TAMPA — After a 17-year hiatus, the Rowdies are back.
The new FC Tampa Bay Rowdies soccer franchise makes its U.S. Soccer Federation Division 2 debut at 7 tonight against Crystal Palace Baltimore.
In 1975, the original Rowdies opened their inaugural season, becoming Tampa Bay's first professional sports franchise before folding in 1993. The new Rowdies hope to recapture some of the magic that made the original so remembered and beloved by area fans.
"Everything that the owners have been working towards to get this team in place all becomes a reality (today)," Rowdies coach Paul Dalglish said. "There's an excitement. A little bit of nerves. Nerves are a good thing. It shows you care, as long as you use it in a positive way."
Defender Julian Valentin, who was named team captain, said one of the reasons he signed with the Rowdies was the club's tradition.
He hopes to ignite a renewed passion for the Rowdies and soccer in general in the bay area.
"The more I'm around, the more I can really see how deeply ingrained this club is in the culture here," he said. "It's exciting to be part of that."
The Rowdies won't play in Tampa Bay until May 8 against the Austin (Texas) Aztex at Steinbrenner Field in Tampa.
Lack of support, however, won't be an issue in tonight's opener at UMBC Stadium.
Valentin suggested the Rowdies might have more fans in Baltimore than home side Crystal Palace. Forward Aaron Wheeler is from the Dundalk section of Baltimore and expects a large contingent of followers, as does Valentin, a native of Lancaster, Pa., and midfielder J.J. Adjeman-Pamboe, who has family in Baltimore.
"That's not a knock on (the Crystal Palace Baltimore) organization, but it says a lot about the people we have coming and the families that are there," Valentin said. "Hopefully, we have a good following, and I'm sure they'll be loud and vocal. I'm looking forward to it."
Wheeler, making his professional debut tonight, had more than 100 inquiries about tickets since the schedule was announced, and he expects "pretty much everybody from the community I'm from" to be in attendance.
"I'm not going to lie, I'm super nervous," Wheeler said. "It's a dream come true to play your pro debut in your hometown, but it's a double-edged sword because of expectations and stuff like that. After you get the first touch or two out of the way though, everything will be fine."
One of the uniquely American aspects of soccer, the field at UMBC Stadium has lines for field hockey, football and lacrosse, as well as soccer, painted on the turf, which could pose a problem for some of the international players not used to the confusing pattern.
It's not a huge concern to Dalglish, who had never seen such a field until his playing career took him to the Houston Dynamo of Major League Soccer in 2006.
"You seem to care about it a lot more before the game starts than once you're in the game," he said.
Another factor?
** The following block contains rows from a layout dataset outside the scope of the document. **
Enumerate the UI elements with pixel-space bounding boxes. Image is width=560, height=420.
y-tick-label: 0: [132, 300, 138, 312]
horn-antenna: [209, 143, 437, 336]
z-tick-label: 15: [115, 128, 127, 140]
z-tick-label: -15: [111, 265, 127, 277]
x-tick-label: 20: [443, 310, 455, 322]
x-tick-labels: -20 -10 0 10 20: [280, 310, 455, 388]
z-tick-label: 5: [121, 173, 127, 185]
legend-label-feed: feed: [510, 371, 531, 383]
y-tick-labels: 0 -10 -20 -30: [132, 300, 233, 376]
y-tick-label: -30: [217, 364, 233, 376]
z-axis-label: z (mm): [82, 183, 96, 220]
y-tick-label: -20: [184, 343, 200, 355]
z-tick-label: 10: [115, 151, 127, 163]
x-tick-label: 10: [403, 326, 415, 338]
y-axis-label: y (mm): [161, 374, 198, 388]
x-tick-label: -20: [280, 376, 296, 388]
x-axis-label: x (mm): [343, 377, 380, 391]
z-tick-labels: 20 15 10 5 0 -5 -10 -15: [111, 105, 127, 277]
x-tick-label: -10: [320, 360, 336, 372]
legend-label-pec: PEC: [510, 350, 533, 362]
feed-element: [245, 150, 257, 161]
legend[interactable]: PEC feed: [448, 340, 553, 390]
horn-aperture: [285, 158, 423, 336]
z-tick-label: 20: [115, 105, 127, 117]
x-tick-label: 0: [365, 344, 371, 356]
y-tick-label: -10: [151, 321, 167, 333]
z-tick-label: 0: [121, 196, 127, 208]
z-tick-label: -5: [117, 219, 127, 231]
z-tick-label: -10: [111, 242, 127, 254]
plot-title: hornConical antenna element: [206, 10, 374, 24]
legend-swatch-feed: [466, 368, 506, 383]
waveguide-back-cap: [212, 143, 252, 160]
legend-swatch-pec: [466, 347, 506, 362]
The artificial turf at UMBC Stadium.
All of the Rowdies' preseason games and training sessions were held on natural grass. The ball tends to bounce higher on turf. Any spin on the ball becomes more pronounced.
"You learn to deal with it," Valentin said. "The game's a little bit different, a little bit bouncier. It's all part of the game. It's really not that much of an advantage for them."
Added Dalglish: "If you've got good players, you can play on anything."
The Rowdies endured a grueling seven-week preseason training schedule and five exhibition games, finishing 2-0-3.
In their last outing, the Rowdies scored an equalizing goal in the 85th minute against USF to salvage a 1-1 tie.
"We controlled possession, and then we kind of became a little bit impatient after 15-20 minutes because we hadn't scored on those early chances," Dalglish said, adding he was pleased with his team's response in the second half. "It might take us an hour to break teams down. We've just got to be patient. … Chances will arise and openings will occur."
Despite the uneven performance, Dalglish believes his team is ready to compete for a championship in its first season.
Starting tonight in Baltimore.
"If you look at the big picture of how we've gone over the seven weeks, we couldn't be fitter, we couldn't be more prepared, so they should be going into the game with extreme confidence," he said.